Dandy crépusculaire, à l’écriture baroque et vibrante mêlant volontiers français et anglais, son œuvre tour à tour crue et onirique s’articule autour de la mélancolie, de la modernité et de l’homosexualité masculine.

Trois poèmes majeurs jalonnent sa longue carrière. En 1990, il est lauréat du prix littéraire du Gouverneur général du Canada pour Les cendres bleues, œuvre intime qui traite avec force, et non sans acuité, d’abus sexuels commis sur un jeune enfant. L’Amérique, poème en cinémascope, publié en 1993, représente le versant plus contestataire et engagé de l’œuvre du poète. En 2009, il est récipiendaire du Grand Prix Quebecor du Festival international de la poésie de Trois-Rivières pour Le Vitrail brisé, suite poétique centrée sur le combat entre le corps et la douleur qui l’assiège à la suite d’un accident.
Il a été poète en résidence a Radio-Canada, à l’émission Plus on est de fous, plus on lit! De 2011 à 2022.

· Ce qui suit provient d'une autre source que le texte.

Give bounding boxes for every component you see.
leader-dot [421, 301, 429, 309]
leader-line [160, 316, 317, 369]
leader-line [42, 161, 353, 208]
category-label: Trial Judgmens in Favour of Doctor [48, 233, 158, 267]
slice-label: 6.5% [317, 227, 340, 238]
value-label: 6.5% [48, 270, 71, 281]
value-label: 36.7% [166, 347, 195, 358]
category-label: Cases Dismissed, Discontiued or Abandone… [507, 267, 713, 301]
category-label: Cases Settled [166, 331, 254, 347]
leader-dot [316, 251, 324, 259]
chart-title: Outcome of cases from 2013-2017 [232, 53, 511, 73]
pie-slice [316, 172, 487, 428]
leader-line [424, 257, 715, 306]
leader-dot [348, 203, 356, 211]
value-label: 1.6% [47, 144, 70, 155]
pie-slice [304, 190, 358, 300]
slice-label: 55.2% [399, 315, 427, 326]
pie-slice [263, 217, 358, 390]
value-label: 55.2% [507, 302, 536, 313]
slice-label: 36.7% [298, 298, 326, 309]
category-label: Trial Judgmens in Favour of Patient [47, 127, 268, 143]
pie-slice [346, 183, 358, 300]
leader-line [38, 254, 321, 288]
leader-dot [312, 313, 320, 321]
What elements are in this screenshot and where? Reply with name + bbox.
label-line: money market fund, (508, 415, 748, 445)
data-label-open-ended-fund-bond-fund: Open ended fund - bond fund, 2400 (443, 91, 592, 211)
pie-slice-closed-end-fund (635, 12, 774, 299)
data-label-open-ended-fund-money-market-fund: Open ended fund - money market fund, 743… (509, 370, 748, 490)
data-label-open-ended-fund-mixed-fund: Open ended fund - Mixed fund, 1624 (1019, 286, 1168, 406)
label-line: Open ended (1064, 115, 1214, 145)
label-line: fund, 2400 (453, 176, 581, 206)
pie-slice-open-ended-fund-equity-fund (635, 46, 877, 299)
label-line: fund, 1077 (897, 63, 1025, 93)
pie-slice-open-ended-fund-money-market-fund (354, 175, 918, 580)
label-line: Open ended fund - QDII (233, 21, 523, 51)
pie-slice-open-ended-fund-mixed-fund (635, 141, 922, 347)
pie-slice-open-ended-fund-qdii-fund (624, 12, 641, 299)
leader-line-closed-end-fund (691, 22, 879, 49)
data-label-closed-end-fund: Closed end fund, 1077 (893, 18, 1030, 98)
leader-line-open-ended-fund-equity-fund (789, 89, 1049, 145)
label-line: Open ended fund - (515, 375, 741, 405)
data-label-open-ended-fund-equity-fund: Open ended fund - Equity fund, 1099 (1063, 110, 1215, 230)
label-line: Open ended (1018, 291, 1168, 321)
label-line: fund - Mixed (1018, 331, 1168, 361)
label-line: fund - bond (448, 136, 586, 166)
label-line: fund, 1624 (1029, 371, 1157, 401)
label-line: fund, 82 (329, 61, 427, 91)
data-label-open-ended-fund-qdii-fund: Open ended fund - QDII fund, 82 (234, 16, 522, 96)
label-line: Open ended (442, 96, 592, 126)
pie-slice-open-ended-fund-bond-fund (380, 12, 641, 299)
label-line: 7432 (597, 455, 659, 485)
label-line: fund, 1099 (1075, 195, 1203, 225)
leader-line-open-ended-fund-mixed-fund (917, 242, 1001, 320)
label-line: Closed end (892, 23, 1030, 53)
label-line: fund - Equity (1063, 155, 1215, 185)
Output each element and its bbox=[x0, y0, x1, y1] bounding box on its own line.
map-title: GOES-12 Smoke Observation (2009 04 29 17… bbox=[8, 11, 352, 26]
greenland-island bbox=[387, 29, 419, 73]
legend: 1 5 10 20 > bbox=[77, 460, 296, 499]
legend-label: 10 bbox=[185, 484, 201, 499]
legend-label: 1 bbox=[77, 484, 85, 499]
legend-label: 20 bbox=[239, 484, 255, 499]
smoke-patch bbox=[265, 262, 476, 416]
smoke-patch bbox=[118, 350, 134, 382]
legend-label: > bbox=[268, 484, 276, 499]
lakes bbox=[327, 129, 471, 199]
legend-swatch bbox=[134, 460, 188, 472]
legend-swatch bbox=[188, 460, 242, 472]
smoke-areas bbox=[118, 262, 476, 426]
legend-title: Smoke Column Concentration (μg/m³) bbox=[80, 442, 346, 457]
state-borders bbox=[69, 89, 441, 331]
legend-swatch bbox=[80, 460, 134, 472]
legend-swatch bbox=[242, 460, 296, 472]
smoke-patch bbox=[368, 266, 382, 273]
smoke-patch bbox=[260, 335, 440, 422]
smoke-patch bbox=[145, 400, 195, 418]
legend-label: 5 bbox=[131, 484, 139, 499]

1. Jean-Paul Daoust, Les garçons magiques, préface de Gérald Gaudet. Les éditions de La Grenouillère, 2022.
2. Jean-Paul Daoust, Le vitrail brisé, Écrits des Forges, 2009.
3. Rainer Maria Rilke, Nouveaux poèmes. Éditions du Seuil, 2008.
Jean-Paul Daoust, Les miroirs de l’ombre. Hashtag. 2023.